16¿Con quién puedo comparar a la gente de hoy? Son como niños sentados en la plaza, que se quejan unos de otros:
17Les tocamos la flauta y ustedes no han bailado; les cantamos canciones tristes y no han querido llorar.
18Porque vino Juan, que no comía ni bebía, y dijeron:
19Está endemoniado. Luego vino el Hijo del Hombre, que come y bebe, y dicen: Es un comilón y un borracho, amigo de cobradores de impuestos y de pecadores. Con todo, se comprobará que la Sabiduría de Dios no se equivoca en sus obras."
20Entonces Jesús comenzó a reprochar a las ciudades en que había realizado la mayor parte de sus milagros, porque no se habían arrepentido:
21¡Ay de ti, Corozaín! ¡Ay de ti, Betsaida! Porque si en Tiro y Sidón se hubiesen hecho los milagros que se han realizado en ustedes, seguramente se habrían arrepentido, poniéndose vestidos de penitencia y cubriéndose de ceniza.
22Yo se lo digo: Tiro y Sidón serán tratadas con menos rigor que ustedes en el día del juicio.
23Y tú, Cafarnaún, ¿subirás hasta el cielo? No, bajarás donde los muertos. Porque si los milagros que se han realizado en ti, se hubieran hecho en Sodoma, todavía hoy existiría Sodoma.
24Por eso les digo que, en el día del Juicio, Sodoma será tratada con menos rigor que ustedes."

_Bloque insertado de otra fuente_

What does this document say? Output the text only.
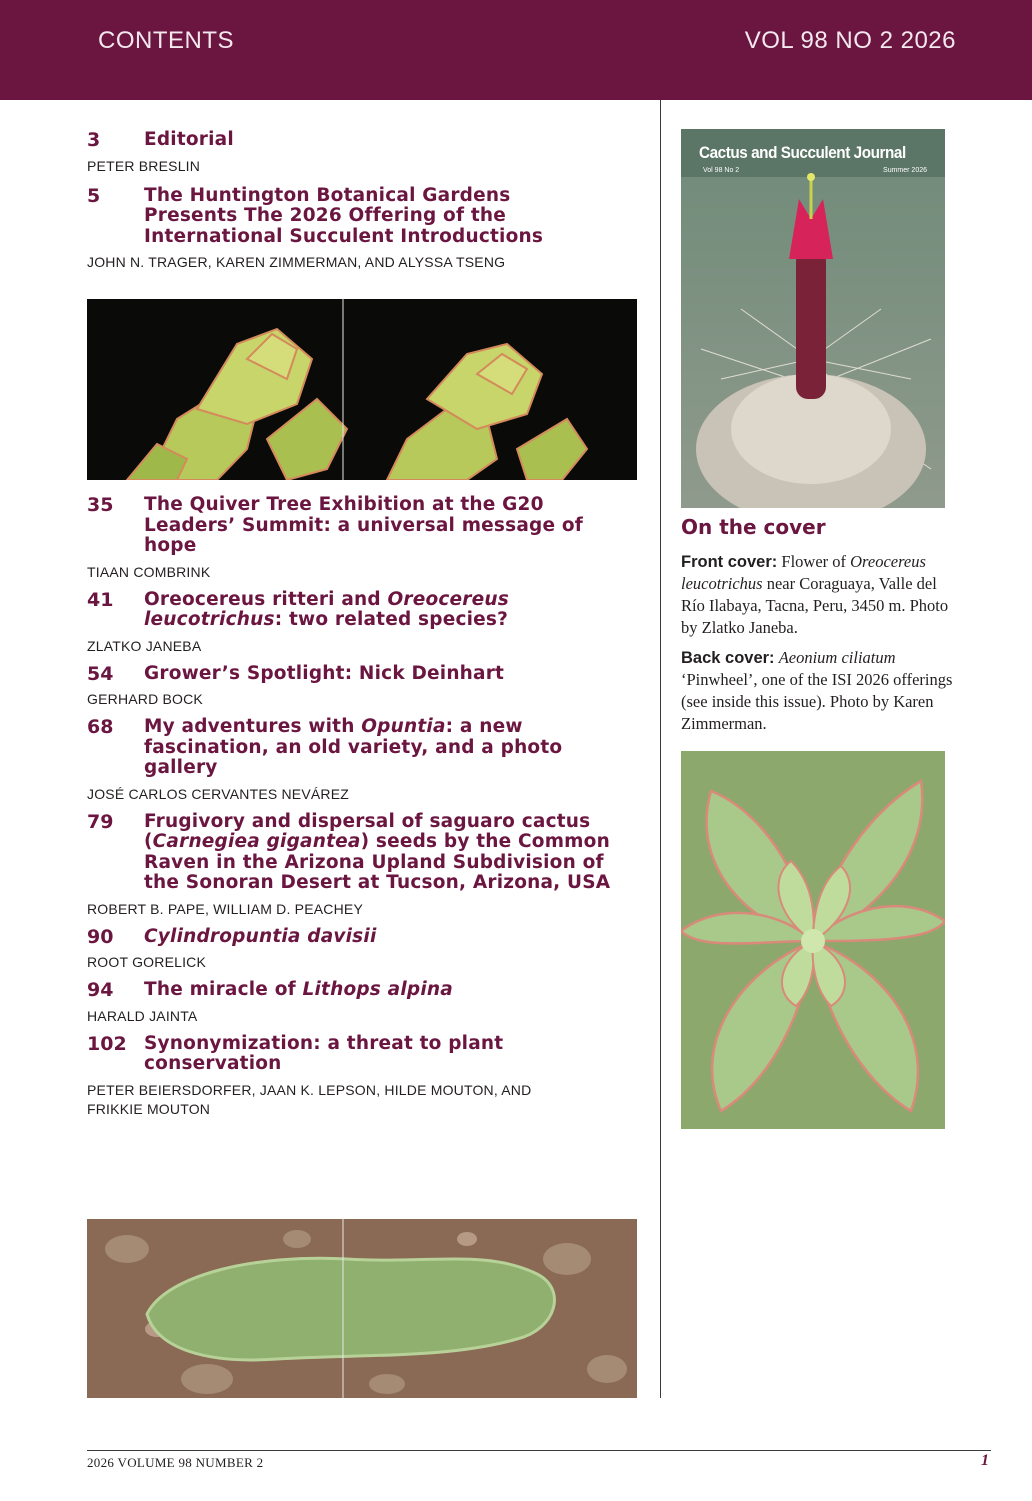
CONTENTS	VOL 98 NO 2 2026
3	Editorial
PETER BRESLIN
5	The Huntington Botanical Gardens Presents The 2026 Offering of the International Succulent Introductions
JOHN N. TRAGER, KAREN ZIMMERMAN, AND ALYSSA TSENG
35	The Quiver Tree Exhibition at the G20 Leaders’ Summit: a universal message of hope
TIAAN COMBRINK
41	Oreocereus ritteri and Oreocereus leucotrichus: two related species?
ZLATKO JANEBA
54	Grower’s Spotlight: Nick Deinhart
GERHARD BOCK
68	My adventures with Opuntia: a new fascination, an old variety, and a photo gallery
JOSÉ CARLOS CERVANTES NEVÁREZ
79	Frugivory and dispersal of saguaro cactus (Carnegiea gigantea) seeds by the Common Raven in the Arizona Upland Subdivision of the Sonoran Desert at Tucson, Arizona, USA
ROBERT B. PAPE, WILLIAM D. PEACHEY
90	Cylindropuntia davisii
ROOT GORELICK
94	The miracle of Lithops alpina
HARALD JAINTA
102 Synonymization: a threat to plant conservation
PETER BEIERSDORFER, JAAN K. LEPSON, HILDE MOUTON, AND FRIKKIE MOUTON
Cactus and Succulent Journal
Vol 98 No 2	Summer 2026
On the cover

Front cover: Flower of Oreocereus leucotrichus near Coraguaya, Valle del Río Ilabaya, Tacna, Peru, 3450 m. Photo by Zlatko Janeba.

Back cover: Aeonium ciliatum ‘Pinwheel’, one of the ISI 2026 offerings (see inside this issue). Photo by Karen Zimmerman.

2026 VOLUME 98 NUMBER 2	1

25En aquella ocasión Jesús exclamó: "Yo te alabo, Padre, Señor del Cielo y de la tierra, porque has mantenido ocultas estas cosas a los sabios y entendidos y las has revelado a la gente sencilla. Sí, Padre, pues así fue de tu agrado.
26Mi Padre ha puesto todas las cosas en mis manos.
27Nadie conoce al Hijo sino el Padre, y nadie conoce al Padre sino el Hijo y aquellos a quienes el Hijo se lo quiera dar a conocer.
28Vengan a mí los que van cansados, llevando pesadas cargas, y yo los aliviaré.
29Carguen con mi yugo y aprendan de mí, que soy paciente y humilde de corazón, y sus almas encontrarán descanso.
30Pues mi yugo es suave y mi carga liviana."